Domestic textile machinery imports tend to be hot

In 2010, the European equipment machinery production line imported and procured logistics services were the most rare year for the tiger bridge import business for Tiger Bridge’s import customs clearance logistics team of 180 people. Tiger Bridge Import Logistics, East China Service Area (Shanghai Headquarters, Suzhou Company), South China Service Area (Shenzhen Company, Dongguan Company, Guangzhou Company, Hong Kong Company), North China Service Area (Tianjin Company, Qingdao Company) ------ Tiger The 8 domestic service points in the bridge are intensively cultivated, and the logistics service market for European import procurement has its own experience of first-line service.

It is understood that in 2009, despite the sharp decline in textile exports in the international market, with the Asian textile industry recovering, demand for textile machinery also began to pick up, and most shipments of the international textile machinery industry have flowed to Asia. In 2009, the top five countries and regions for textile machinery imports were concentrated in Asia, accounting for 56.62% of the total global textile machinery imports. In Asian textile machinery market, the development momentum in the next three years is optimistic.

In the first quarter of 2010, Italian textile machinery orders increased by 41%, of which orders from China increased by 110% to 70 million euros, and India's growth by 78% to 23 million euros. In the first quarter of this year, German textile machinery orders increased by 130%. It is expected that German textile machinery sales this year will increase by 30% to 35% over 2009.

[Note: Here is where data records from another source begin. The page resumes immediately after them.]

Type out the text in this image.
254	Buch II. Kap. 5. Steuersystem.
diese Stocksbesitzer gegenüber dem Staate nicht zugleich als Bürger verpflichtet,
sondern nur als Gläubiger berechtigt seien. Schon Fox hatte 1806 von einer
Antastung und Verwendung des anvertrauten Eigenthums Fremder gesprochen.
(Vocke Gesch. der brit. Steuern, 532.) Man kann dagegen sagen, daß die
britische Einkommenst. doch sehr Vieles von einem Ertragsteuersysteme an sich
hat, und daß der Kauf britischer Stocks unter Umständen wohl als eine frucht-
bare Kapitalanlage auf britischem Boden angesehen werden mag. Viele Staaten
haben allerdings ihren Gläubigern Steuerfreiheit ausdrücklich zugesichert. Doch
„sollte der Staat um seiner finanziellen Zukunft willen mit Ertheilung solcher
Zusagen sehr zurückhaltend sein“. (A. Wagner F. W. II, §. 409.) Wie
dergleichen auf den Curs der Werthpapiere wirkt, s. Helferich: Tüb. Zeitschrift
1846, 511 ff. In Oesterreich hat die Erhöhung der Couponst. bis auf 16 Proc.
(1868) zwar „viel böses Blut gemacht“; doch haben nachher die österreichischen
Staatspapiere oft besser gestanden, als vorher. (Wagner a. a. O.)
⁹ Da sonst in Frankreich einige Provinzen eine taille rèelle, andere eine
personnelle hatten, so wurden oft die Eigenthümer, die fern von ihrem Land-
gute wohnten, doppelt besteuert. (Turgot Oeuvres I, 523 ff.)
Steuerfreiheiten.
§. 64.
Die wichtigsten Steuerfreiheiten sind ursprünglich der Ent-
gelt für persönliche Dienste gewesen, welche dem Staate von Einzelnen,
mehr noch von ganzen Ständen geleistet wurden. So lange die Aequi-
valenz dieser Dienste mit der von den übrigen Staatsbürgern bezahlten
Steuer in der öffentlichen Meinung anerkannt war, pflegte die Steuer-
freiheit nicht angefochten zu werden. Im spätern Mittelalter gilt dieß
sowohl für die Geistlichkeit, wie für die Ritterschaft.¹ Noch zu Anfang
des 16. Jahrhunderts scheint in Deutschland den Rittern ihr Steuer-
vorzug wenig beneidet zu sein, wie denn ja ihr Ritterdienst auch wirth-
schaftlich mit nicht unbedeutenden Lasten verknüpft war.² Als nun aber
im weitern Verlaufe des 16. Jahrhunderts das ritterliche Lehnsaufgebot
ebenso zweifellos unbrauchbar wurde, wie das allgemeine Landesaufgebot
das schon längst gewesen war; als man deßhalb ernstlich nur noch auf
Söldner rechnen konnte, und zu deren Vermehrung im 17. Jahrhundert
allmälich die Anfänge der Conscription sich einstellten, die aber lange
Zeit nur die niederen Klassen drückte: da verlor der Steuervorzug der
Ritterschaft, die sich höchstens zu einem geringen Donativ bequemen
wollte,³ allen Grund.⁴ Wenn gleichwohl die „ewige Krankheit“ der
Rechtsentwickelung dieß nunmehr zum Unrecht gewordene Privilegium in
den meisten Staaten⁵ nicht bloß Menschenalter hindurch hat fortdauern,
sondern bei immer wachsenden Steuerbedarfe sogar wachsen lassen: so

In the second quarter of 2010, the industrial control index of China's textile machinery industry showed an upward trend compared with the same period of 2008, reaching 119. In the second quarter of 2010, the market size of automation products in the textile machinery industry exceeded 800 million yuan, an increase of 46.8% year-on-year, and an increase of 7.5% from the previous period; The most popular applications are over 40%, and HMI applications are the least, accounting for only 6%. In the second quarter of 2010, the textile machinery industry experienced a slight increase, which was a year-on-year increase of around 10% and a year-on-year increase of more than 50%. From the perspective of domestic sales, the industry's sales in the second quarter of 2010 were mainly concentrated in East China, South Central and North China, accounting for 98% of the total. Domestic demand in Jiangsu, Zhejiang, Fujian, and Xinjiang was strong.